In some cases, Turner said, he just absorbs the cost. But that’s not always possible, so the increase is passed on to the patient, who either pays or goes without, he said.
“It’s created a big problem for us,” he said.
The Generic Pharmaceutical Association’s Neas said the only way to alleviate shortages is through collaboration between regulators and manufacturers, and improving the review and approval process.
“GPhA and its members enthusiastically support the full implementation of actions that can be provided by generic industry-generated fees from the Generic Drug User Fee Act, which total nearly $300 million annually,” he said.

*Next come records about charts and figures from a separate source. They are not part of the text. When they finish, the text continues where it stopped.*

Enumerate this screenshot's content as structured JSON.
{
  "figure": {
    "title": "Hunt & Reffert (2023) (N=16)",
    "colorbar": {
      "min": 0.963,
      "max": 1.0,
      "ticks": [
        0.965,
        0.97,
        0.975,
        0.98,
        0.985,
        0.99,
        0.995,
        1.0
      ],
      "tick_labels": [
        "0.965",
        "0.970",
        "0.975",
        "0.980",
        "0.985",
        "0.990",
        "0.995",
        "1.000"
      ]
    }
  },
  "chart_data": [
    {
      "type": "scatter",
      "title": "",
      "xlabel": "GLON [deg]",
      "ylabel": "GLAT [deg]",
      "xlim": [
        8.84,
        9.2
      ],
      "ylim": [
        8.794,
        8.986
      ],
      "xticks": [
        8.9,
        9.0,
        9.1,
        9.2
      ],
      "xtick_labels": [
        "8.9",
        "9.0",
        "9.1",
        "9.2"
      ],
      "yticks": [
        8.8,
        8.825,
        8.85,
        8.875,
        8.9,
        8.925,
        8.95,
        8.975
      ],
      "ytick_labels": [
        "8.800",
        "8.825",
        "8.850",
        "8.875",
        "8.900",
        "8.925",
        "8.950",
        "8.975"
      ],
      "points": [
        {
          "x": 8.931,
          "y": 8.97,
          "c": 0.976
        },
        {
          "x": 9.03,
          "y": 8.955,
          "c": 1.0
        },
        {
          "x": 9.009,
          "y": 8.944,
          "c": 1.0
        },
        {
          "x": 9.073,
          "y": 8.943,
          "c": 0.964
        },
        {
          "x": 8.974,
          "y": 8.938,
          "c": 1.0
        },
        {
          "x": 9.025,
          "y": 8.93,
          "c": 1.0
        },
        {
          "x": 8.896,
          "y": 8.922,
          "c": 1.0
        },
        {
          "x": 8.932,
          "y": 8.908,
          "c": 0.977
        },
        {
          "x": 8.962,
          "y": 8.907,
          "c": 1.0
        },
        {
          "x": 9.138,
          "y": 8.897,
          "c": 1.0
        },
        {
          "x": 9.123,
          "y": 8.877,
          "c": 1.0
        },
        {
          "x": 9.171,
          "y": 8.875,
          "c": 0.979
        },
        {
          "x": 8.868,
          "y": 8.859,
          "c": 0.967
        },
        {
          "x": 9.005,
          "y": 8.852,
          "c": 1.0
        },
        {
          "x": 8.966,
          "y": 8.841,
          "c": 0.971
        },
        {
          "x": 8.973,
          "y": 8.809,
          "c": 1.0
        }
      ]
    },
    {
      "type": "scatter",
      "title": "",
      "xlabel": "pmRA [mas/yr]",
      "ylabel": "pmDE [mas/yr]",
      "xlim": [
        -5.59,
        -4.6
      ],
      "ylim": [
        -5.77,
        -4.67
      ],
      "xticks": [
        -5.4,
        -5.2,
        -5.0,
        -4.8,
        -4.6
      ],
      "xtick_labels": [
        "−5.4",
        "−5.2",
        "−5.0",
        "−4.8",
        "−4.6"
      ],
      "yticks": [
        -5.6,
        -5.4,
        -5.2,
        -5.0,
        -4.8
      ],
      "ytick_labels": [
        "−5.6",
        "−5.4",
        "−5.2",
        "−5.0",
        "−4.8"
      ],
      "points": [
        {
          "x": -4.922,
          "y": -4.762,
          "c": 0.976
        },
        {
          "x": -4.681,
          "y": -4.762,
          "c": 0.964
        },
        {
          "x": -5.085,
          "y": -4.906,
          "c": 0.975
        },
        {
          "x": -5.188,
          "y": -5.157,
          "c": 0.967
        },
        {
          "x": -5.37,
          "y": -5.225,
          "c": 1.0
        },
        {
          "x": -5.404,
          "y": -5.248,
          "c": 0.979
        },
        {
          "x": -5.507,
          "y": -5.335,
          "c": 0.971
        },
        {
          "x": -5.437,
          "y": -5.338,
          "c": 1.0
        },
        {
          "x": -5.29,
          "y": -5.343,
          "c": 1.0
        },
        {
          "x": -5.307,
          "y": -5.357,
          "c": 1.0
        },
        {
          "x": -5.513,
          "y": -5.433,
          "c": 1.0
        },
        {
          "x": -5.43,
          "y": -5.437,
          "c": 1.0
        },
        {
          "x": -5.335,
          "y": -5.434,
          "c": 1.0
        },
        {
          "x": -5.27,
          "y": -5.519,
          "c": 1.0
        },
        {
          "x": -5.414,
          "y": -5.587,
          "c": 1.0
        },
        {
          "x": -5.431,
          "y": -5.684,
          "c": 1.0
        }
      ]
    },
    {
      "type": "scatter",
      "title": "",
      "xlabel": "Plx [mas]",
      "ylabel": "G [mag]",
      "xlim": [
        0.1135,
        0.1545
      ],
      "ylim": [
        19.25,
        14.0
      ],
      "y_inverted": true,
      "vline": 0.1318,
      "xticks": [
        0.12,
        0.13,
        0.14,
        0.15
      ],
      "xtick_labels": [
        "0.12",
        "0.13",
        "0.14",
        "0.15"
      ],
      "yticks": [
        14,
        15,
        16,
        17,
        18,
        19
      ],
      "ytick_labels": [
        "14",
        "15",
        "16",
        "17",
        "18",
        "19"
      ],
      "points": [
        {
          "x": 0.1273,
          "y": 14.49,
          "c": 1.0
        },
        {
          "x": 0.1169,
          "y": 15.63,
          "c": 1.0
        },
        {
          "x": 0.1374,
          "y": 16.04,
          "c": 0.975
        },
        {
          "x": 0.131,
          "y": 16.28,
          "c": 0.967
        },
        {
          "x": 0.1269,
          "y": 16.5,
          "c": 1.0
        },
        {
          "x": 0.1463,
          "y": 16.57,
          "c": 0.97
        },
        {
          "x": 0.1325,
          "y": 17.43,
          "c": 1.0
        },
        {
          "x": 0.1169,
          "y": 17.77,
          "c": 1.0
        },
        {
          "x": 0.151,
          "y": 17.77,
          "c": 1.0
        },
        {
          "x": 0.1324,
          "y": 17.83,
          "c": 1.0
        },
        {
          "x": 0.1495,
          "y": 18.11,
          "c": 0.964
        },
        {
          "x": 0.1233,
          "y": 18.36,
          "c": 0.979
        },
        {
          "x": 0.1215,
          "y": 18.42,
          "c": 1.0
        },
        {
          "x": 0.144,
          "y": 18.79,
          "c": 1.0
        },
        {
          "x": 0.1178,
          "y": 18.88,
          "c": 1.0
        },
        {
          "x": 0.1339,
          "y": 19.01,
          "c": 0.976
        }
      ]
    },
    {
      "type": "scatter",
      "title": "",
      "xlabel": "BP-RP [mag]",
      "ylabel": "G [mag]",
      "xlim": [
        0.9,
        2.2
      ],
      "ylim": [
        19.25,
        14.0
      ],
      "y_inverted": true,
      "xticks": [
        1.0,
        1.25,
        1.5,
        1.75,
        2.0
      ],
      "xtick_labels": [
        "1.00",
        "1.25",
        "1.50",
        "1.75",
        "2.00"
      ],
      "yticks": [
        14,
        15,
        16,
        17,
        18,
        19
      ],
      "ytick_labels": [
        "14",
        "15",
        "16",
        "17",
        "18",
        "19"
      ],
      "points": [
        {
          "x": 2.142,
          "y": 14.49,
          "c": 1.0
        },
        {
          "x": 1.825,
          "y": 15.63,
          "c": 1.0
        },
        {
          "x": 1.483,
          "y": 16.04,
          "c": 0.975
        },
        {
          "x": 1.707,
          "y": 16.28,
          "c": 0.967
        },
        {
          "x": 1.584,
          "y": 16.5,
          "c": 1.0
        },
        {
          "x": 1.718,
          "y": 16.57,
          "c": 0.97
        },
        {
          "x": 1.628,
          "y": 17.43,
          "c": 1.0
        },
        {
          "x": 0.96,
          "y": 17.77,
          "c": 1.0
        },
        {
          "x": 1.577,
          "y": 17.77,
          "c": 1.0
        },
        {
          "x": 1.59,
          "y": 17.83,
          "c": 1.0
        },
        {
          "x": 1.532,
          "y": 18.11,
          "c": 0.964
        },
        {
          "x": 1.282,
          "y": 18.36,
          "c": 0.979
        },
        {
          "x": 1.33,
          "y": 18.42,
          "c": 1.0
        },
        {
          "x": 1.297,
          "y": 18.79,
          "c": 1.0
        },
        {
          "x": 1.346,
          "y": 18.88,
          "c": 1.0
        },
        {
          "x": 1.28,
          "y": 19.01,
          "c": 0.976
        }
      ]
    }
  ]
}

“This includes expediting the approval process, completing site inspections, reducing the Abbreviated New Drug Application backlog and other critical functions of the FDA, each of which plays a role in getting generics to patients as quickly and safely as possible.”
The FDA says it has been working on the problem.
Last October, it debuted a plan designed to improve its response to shortages and address the underlying causes. Manufacturers are now required to tell FDA about shortages and plans to discontinue a drug, for example, so the agency can work to find an alternate supply.
And while the agency can’t force companies to increase production, it can help prevent shortages by expediting approvals or reviews so a manufacturer can ramp up production.
It can also approve extending an expiration date of a drug where appropriate until new medicines are produced. And when the situation is severe, like the recent propophol shortage, the FDA can permit a drug to be imported from approved countries with adequate supply.
Using these strategies, the FDA says it helped prevent 195 drug shortages in 2011 and 282 in 2012. Neas said that shows progress is being made and that fewer new products are going on the shortage list.